THIRD PARTY LITIGATION FUNDING
Third party litigation funding is the funding of a litigation claim by a party that is not a direct party in the litigation. One of the major benefits of third-party litigation funding is that it enables litigation to proceed that would otherwise not have been pursued.
In the US, third party litigation funding has been an integral part of the legal culture for many years. It is common for many lawyers to take on the costs of running the litigation in return for a substantial share of the award, usually a third to a half of the award. Well-known examples include John Edwards, the former US Presidential candidate for his product liability lawsuit against Sta-Rite, and Masry & Vititoe, whose $333m lawsuit against PG&E was popularised in the movie Erin Brokovich.
Aside from lawyers taking a share of the award on a contingent basis, institutions have formed specifically to fund these claims in return for a similar share of the award. Australia was an early adopter of institutional litigation funding.
In the UK, it was not until 1995 when the Courts and Legal Services Act of 1990 became effective, allowing solicitors to act on a Conditional Fee Agreements (no-win, no-fee) basis (with a capped 100% uplift / mark-up on fees). This also allowed third party funders to be awarded a share of the award.
In the UK, some institutions selectively funded litigation cases but it was not until 2010 when third party litigation funding started to gather momentum in attracting mainstream institutional investors.

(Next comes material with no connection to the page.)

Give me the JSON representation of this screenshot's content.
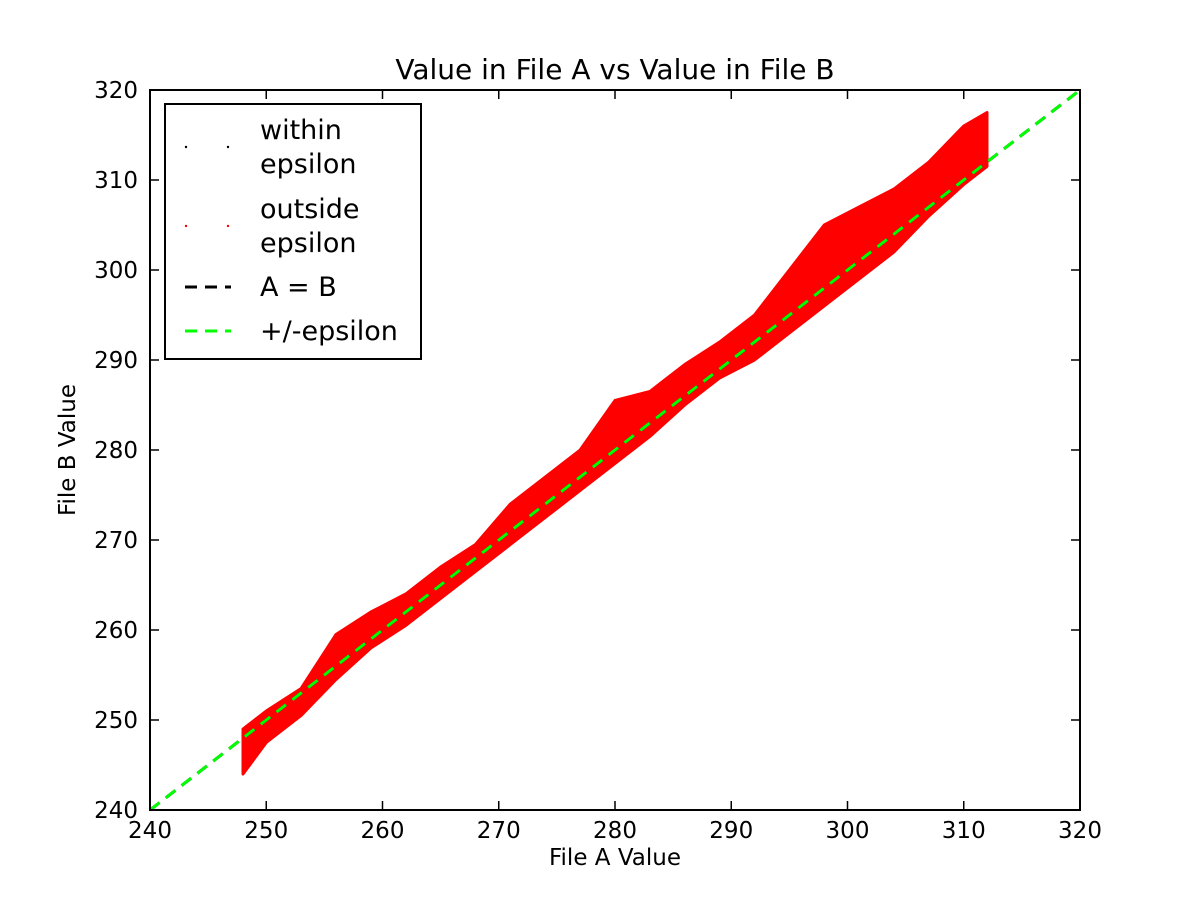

Since then, the number of specialist third party litigation funders, as well as institutional investors (mainly hedge funds and distressed debt funds) providing case-by-case litigation funding, have proliferated.
Furthermore, in 2013, the Legal Aid, Sentencing and Punishment of Offenders Act 2012 (LASPO) became effective, allowing solicitors in the UK to take a share of the award for the first time through Damages-Based Agreements (DBAs).
As of 2018, over 40 institutions that fund litigation cases in the UK – some specialist litigation funders but others being hedge funds, distressed debt funds, multi family-offices and private companies.
Third party litigation funding was originally championed as a valuable tool that provides access to justice for claimants who could not fund meritorious claims. Today, it is also used as a cashflow or balance sheet management tool.
HOW DOES IT TYPICALLY WORK?
Third party litigation funding works by allowing the third party to fund the cost of the litigation for a return. Typically, this return has been the greater of 3 times the funded amount or 30% to 50% of the share of the award.
This explains why litigation funding is often associated with substantial claims, for example the multi-billion pound RBS shareholder dispute. However, this also explains why the size of the claim must be sufficiently bigger than the expected costs of funding a trial.
The rule of thumb used in the market has been a ratio of claims to costs of 6:1 – in other words, a claim amount which is at least 6 times the expected cost of running the dispute. And the reason is clear – without a high multiple, the cost of the litigation (including the funders’ return) would simply not be viable.
As cheaper alternatives have come to the market, ratios of 4:1 have become possible for some. And in the case of our Fixed Interest Release Funding product, a multiple as low as 3:1 could potentially work.
However, given the basis of funding is non-recourse (lose and no monies have to be repaid, but win and the monies and a return have to be paid), the claim amount has to have a monetary value which sufficiently exceeds the expected cost of the claim to cover the return, and leave the claimant with a reasonable share of the damages.
LITIGATION FUNDING AND THE SRA
Given the potential relevance of third party litigation funding to the legal justice system, solicitors in England and Wales are now obliged to make their clients aware of the availability of third party litigation funding. This is set out in the Solicitor’s Regulation Authority Code of Conduct.
The SRA do not otherwise regulate or oversee the litigation funding market in any capacity.
LITIGATION FUNDING REGULATORY FRAMEWORK
Third party litigation funding as an industry remains unregulated in itself, although a UK industry body called the Association of Litigation Funders (ALF), was founded in November 2011. Initially, it played an important and valuable industry body when few funders were directly involved in the market.
Today, the body still provides an informal level of governance and a benchmark but with only 9 members, the majority of litigation funders today are not members of ALF. In fact, many of these funders are not exclusively litigation funding business but FCA-regulated investment firms, such as hedge funds and distressed debt funds.
Sparkle is not a regulated body but Sparkle products are administered by Acasta Europe Ltd, who are regulated by the Financial Conduct Authority.